いつかの記憶~鯉と龍
いつかの記憶~鯉と龍
「なあ、親父」
勇気は、ある疑問を思い出し。
親父である、勇吾に話をかけた。
勇吾は、二年前、詳しく言えば勇気が十六歳の頃には既に身長は抜かれてはいたが。それでも、父として舐められることなく親という者を努め務めてきていた。苦労が表す四十後半にしては多いい目尻の皺・少し痩せこけた頬・それを誤魔化すかのように生やした短い顎鬚。きっと、同じ年齢の相場よりも老けて見られるだろう。
しかし、それは父の手一つで育ててきた勲章であり証明なのだ。
勇吾は、その事について、どう思っているか分からないが。
勇気にとっては、敬意を払うべき存在。
「──ん? なんだ?」
焼酎を嗜むように口に含み。ゆっくり飲み込み終えると、酒やけをした声でテレビを観ながら応える。
二人しかいない部屋には会話が少ない分、気を使うかのようにテレビの中の会話が賑わいを見せていた。
「俺がさ? 小さい頃に聞かせてくれた話……。あれー、なんだっけ?」
「小さい頃に?」
“ズズズズ”と、焼酎を啜りながら言う。
勇気は、それに対し「ああ」と相槌をし。
「ほら、子供の日の話。ほらもう少しで子供の日じゃん? なんか、フと思い出してさ」
勇気は、カレンダーを指差しながら言った。
まるで「ああそれか」と言わんばかりに“カタン”とグラスを置く。そして、何かを思い出すかのように白い天井を見上げ。深呼吸をしながら遠い目をする勇吾。
だが、その穏やかな表情は、まるで懐かしんでいるようにさえ、勇気の瞳には写っていた。
「あれか、あれはな?」
チャンネルをゴツイ手で掴むと徐にテレビを消した。
静かな部屋に、時計の秒針が響く中、勇吾は話を続ける。
「子供が大人に成長して行くって意味だと。おれは思ってるんだ」
「そこなんだよ!! 俺は、そこがイマイチ分からなかった」
小さい頃の勇気には、父である勇吾から話された話が難しく。良くも悪くも、その疑問が今、開花させたのだ。
「いいか? 鯉のぼり。なんで鯉だと思う??」
「──え?」
勇気は、普段の私生活で問われる事は無いであろう問に躓き、顔を顰める。
その表情を見るや否や、勇吾は嬉しそうな表情を浮かべる。
「鯉は龍になるんだよ」
「え!? 鯉が!?」
「ぁあ、登竜門と言う滝を登りつめる。すると、鯉は化け鯉になり、角が生え・手が生え・指が生えるんだ」
「……!! それでそれで?」
勇気は、初めて聞いた訳では無い話に初めて見せる表情を浮かべ。
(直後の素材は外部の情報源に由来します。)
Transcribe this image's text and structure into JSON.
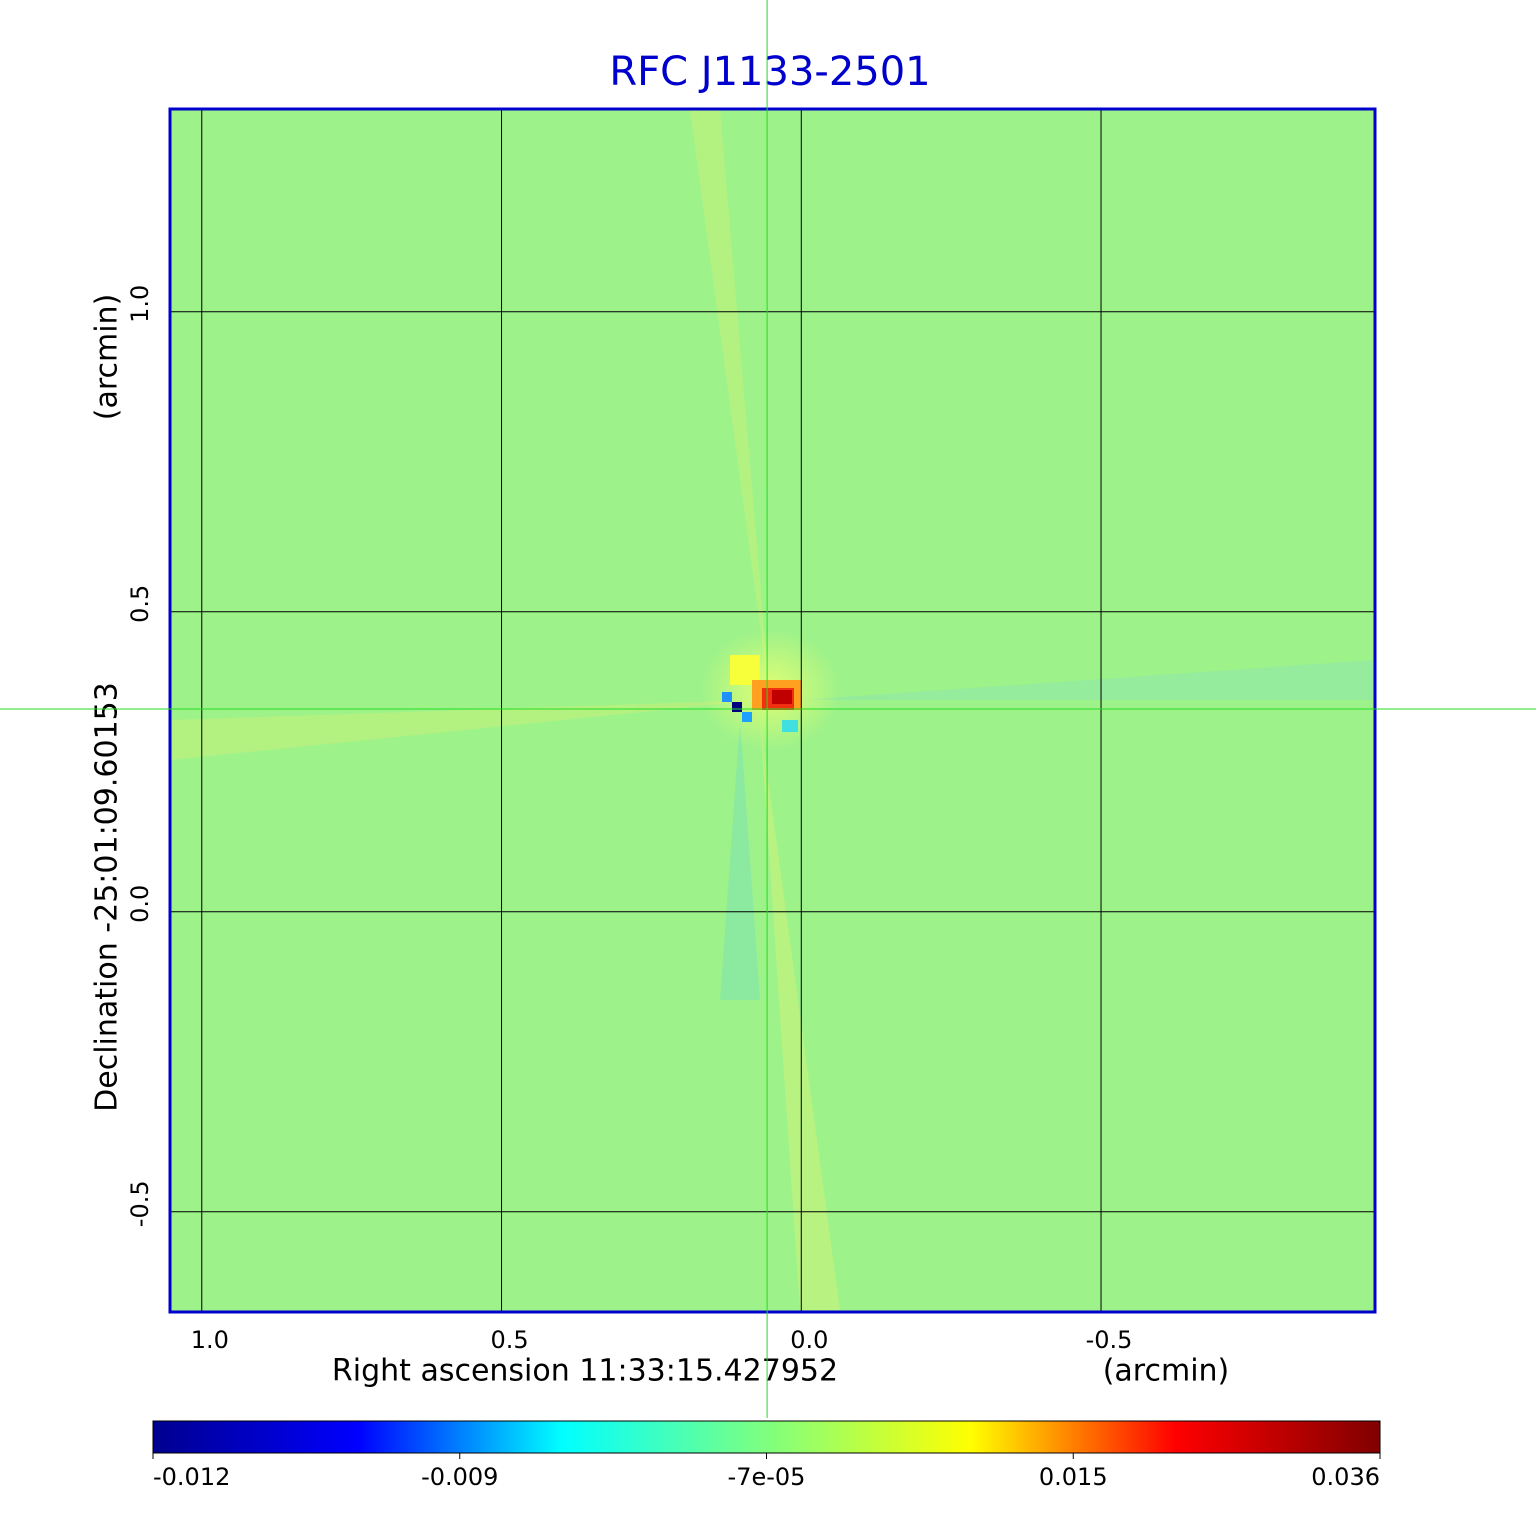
{
  "chart_data": {
    "type": "image",
    "title": "RFC J1133-2501",
    "xlabel": "Right ascension  11:33:15.427952",
    "xunit": "(arcmin)",
    "ylabel": "Declination  -25:01:09.60153",
    "yunit": "(arcmin)",
    "xlim": [
      1.053,
      -0.957
    ],
    "ylim": [
      -0.667,
      1.338
    ],
    "xticks": [
      {
        "value": 1,
        "label": "1.0"
      },
      0.5,
      {
        "value": 0,
        "label": "0.0"
      },
      -0.5
    ],
    "yticks": [
      -0.5,
      {
        "value": 0,
        "label": "0.0"
      },
      0.5,
      {
        "value": 1,
        "label": "1.0"
      }
    ],
    "grid": true,
    "crosshair": {
      "x": 0.057,
      "y": 0.338
    },
    "colorbar": {
      "range": [
        -0.012,
        0.036
      ],
      "ticks": [
        -0.012,
        -0.009,
        {
          "value": -7e-05,
          "label": "-7e-05"
        },
        0.015,
        0.036
      ]
    },
    "colormap": [
      "#00008f",
      "#0000ff",
      "#00ffff",
      "#7fff7f",
      "#ffff00",
      "#ff0000",
      "#800000"
    ]
  }
}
話に食いつく。
「化け鯉はいずれ昇竜になり應龍と言う最高位の龍になるんだ」
「因みに」と、勇吾は何故か勇気の目の前に自分の手を前に出す。
その訳の分からない行動に勇気は例の如く眉を開き首を傾げる。
「龍の成長は指で分かるんだ。昇竜は三本、應龍は五本と言われている」
男と言うのは、何故こうもこう言った話が好きなのか。
勇気の盛り上がりは最高潮を迎え。また、勇吾の語も最好調と言った所だろう。
「だからな? 鯉のぼりは、鯉が龍に成長するように。子供もまた大人にちゃんと成長しますように。と言う願いを込めたんじゃないか? と俺は、思ってるんだ」
再び深い息を吐き。そして、言い切ったと言わんばかりに・頑張った自分へのご褒美だと言わんばかりに・塩辛を口に含みテレビを付けた。
「じゃあ、俺にとって親父は應龍『おうりゅう』だな」
と、恥じらいを隠しながら小さく吐露した。
その言葉は、テレビの笑い声と共に静かに宙に舞い消えていく。